Relationship between Information Literacy Skills Acquisition and Research Self-efficacy of Library and Information Science Postgraduate students in Southeast Nigerian Universities
Keywords:Information Literacy, Information Literacy Skills, Research Self-efficacy, Postgraduate Students, Universities in Southeast Nigeria
The study investigated the relationship between information literacy skills acquisition and research self-efficacy of Library and Information Science (LIS) postgraduate students in Southeast Nigerian Universities. A correlational research design was adopted for the study.
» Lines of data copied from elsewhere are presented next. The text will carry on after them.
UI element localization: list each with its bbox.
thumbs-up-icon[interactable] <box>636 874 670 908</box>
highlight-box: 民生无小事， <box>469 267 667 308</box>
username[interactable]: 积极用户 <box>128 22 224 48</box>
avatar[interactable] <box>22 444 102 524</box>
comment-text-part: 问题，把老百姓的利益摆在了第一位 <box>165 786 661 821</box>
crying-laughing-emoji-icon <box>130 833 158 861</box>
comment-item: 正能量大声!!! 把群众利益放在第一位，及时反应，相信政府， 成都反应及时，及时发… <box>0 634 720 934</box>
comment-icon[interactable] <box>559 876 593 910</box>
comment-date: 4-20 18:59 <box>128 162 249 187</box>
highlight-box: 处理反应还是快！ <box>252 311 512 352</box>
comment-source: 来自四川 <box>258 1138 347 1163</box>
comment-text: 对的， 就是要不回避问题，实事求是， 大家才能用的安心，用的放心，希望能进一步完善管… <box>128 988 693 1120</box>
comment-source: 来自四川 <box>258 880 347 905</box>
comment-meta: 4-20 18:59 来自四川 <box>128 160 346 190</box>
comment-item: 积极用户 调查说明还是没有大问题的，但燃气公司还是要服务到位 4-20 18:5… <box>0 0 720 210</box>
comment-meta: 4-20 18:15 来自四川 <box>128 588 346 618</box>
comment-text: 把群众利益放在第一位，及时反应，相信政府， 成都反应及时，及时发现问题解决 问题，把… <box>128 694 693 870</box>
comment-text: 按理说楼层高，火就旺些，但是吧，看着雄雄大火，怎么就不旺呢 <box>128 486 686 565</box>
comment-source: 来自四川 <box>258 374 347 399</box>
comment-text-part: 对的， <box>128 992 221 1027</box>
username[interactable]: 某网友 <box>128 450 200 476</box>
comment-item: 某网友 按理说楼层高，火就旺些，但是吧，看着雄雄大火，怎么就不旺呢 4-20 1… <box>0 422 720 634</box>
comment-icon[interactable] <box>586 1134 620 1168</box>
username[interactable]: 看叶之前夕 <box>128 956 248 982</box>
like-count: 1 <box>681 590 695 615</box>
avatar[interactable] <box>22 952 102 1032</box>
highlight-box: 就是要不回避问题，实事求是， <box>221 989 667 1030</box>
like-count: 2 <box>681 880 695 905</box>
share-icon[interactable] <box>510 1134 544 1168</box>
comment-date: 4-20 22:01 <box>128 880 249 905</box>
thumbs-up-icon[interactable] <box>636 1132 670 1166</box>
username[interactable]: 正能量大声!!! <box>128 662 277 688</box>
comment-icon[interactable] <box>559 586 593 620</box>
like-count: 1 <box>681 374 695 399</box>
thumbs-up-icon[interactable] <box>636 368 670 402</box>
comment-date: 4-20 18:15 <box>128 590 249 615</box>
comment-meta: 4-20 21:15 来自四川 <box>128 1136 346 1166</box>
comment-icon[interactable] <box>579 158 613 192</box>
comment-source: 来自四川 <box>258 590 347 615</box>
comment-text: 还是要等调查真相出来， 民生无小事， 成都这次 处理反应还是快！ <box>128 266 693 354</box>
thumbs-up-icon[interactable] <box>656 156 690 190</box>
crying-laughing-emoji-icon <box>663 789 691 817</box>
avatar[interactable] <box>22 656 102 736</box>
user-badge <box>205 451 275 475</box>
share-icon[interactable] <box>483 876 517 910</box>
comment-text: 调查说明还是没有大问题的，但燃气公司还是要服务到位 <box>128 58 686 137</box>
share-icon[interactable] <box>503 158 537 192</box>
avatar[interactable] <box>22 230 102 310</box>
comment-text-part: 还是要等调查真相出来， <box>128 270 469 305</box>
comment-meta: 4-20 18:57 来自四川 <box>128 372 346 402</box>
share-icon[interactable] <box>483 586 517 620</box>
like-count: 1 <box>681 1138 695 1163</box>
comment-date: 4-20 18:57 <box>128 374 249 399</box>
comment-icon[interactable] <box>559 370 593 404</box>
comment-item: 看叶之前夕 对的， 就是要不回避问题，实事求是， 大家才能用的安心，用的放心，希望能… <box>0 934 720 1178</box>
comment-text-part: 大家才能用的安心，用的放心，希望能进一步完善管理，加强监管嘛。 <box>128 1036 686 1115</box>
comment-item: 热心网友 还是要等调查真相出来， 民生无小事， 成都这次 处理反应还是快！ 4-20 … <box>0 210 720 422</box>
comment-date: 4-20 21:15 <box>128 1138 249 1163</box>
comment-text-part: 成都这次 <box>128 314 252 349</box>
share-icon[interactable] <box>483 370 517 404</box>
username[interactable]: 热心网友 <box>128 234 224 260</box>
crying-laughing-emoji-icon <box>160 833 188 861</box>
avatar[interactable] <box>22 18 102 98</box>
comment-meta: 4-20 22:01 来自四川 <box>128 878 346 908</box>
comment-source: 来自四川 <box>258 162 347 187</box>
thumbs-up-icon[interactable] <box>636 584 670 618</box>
The population comprised 326 postgraduate students which included all 2017/2018 and 2018/2019 PhD and Masters Degree students from the Departments of LIS in Southeast Nigerian universities that offer the postgraduate programme in LIS. The entire population was studied. Two validated instruments which included cognitive ability test for Information Literacy Skills (ILST) and Research Self-Efficacy Scale (RSES) adopted from Büyüköztürk, Atalay, Sozgunc, and Kebapç? were used for data collection. The internal consistency of ILST and RSES were established using Kudder-Richardson and Cronbach's alpha coefficient which yielded 0.85 for ILST and 0.86 for RSES. Data collected were analysed using Pearson’s Product Moment Correlation (r). The study found out that there is a negative relationship between information literacy skills and research self-efficacy scores of LIS postgraduate students. Also, no significant relationship exists between information literacy skills and research self-efficacy scores of LIS postgraduate students. Based on the findings, it was recommended among others that the assessment of students’ information literacy skills by the LIS Department, LIS educators, and LIS professionals should be employed frequently. This will help determine their strength and weakness and with that, the students will be able to know their stand which will encourage them to acquire these skills where it is lacking as well as instill confidence in their ability to conduct research.